In response to a judge’s ruling that he pay Rachel Maddow’s legal fees in his $50 million lawsuit against her, Christian rock n’roll preacher Bradlee Dean is alleging bias on the part of the judge.
Dean filed suit against Maddow in July 2011 claiming she defamed him as “bloodthirsty” and homicidal toward gays based on remarks he made during a broadcast of his Sons of Liberty radio show in May 2010 . (video clips after page break)
Maddow criticized Dean twice on her MCNBC cable show, in August 2010 and again in May 2011, before he filed suit against her. (Maddow’s remarks from both shows can be heard in embedded video).
Back in April, Maddow filed for dismissal of the case, arguing that her criticism of Dean consisted of “classic opinion and rhetorical hyperbole” and was covered by the District of Columbia’s so-called Anti-SLAPP Act setting a high bar against allegations of defamation.
After a recent federal court ruling that the Anti-SLAPP statute did not apply to a complaint filed in superior court, Dean filed for a new case in the federal court and for dismissal of the existing case before D.C. Superior Court Judge Joan Zeldon.
In response, Zeldon on June 25 rejected Dean’s request and gave him 30 days to pay Maddow’s legal fees of $24,625.23 or she will dismiss the case.

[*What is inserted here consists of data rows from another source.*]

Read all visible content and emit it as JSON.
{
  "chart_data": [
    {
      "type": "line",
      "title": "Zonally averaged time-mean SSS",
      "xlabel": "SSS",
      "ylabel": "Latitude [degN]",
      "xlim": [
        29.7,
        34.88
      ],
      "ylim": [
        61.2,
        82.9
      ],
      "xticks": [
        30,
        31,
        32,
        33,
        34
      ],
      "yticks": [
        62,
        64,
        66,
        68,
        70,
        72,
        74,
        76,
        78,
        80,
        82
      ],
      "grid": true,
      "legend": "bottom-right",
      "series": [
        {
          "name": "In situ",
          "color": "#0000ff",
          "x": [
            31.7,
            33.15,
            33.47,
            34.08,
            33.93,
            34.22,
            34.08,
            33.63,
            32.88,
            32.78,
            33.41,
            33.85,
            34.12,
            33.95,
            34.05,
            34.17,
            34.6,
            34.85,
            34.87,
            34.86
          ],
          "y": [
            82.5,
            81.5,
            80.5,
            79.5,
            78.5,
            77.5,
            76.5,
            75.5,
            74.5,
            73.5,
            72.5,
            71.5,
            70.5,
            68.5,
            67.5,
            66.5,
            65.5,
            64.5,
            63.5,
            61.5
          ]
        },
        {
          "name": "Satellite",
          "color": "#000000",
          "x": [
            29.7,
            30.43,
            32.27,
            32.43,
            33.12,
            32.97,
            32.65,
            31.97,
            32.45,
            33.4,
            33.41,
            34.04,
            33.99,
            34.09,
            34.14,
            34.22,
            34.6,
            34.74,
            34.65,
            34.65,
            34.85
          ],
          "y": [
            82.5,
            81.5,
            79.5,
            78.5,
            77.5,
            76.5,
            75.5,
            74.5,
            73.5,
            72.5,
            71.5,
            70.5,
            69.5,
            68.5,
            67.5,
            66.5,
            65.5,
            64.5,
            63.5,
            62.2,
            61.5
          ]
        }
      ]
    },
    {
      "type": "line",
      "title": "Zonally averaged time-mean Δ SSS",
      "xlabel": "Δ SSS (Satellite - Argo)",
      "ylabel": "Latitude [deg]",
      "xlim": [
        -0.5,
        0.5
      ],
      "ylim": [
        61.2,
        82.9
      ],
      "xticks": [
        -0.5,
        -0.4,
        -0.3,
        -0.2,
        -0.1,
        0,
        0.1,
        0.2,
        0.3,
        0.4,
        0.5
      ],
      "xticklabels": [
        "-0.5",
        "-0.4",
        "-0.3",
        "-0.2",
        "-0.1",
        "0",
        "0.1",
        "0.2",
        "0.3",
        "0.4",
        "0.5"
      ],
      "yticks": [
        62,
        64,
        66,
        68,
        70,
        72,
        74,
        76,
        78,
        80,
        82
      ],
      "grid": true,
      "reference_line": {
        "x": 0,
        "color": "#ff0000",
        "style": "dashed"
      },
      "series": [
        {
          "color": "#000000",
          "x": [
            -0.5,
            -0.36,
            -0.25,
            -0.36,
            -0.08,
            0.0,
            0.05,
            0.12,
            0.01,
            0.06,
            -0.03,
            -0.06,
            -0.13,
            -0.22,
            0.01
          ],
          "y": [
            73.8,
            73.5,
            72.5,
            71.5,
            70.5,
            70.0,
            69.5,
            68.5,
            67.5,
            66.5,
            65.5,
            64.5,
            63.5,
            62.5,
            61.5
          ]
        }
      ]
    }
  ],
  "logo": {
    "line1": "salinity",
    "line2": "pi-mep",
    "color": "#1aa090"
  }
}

“This is a turn of events that was not anticipated when I brought the suit against Maddow and MSNBC,” Dean said in a statement issued today. “Judges are to enforce the law, not to defend lawbreakers and then award them money. This generation is being taught that wrong is right and right is wrong. As a preacher, I am combating that ideology, and in my view, I have learned that this ideology is often taught and put into effect by a judicial system that aligns itself with corrupted attorneys and lawbreakers.”
Dean is a rock drummer and founder of the You Can Run But You Cannot Hide ministry, which describes itself as a non-profit specializing “in reaching America’s next generation through principles of morality, true freedom and personal responsibility” in Judeo-Christian teachings.
It became apparent Zeldon planned to rule against him “given her leftist ideology,” Dean said in his statement.
In his filing for Zeldon to recuse herself, Dean’s lawyer, Judicial Watch founder Larry Klayman, alleges that she showed bias through disparaging comments about him and Dean, her decision against Klayman’s request that Maddow justify her claim of $24,000-plus in legal fees, and Zeldon’s description of Maddow’s lawyers from the D.C.- and Seattle-based law firm of Davis Wright Tremaine as “distinguished.”
Klayman also alleged in the filing that Zeldon has acted as a “woman scorned” and “jilted” by Dean’s request for a change in venue.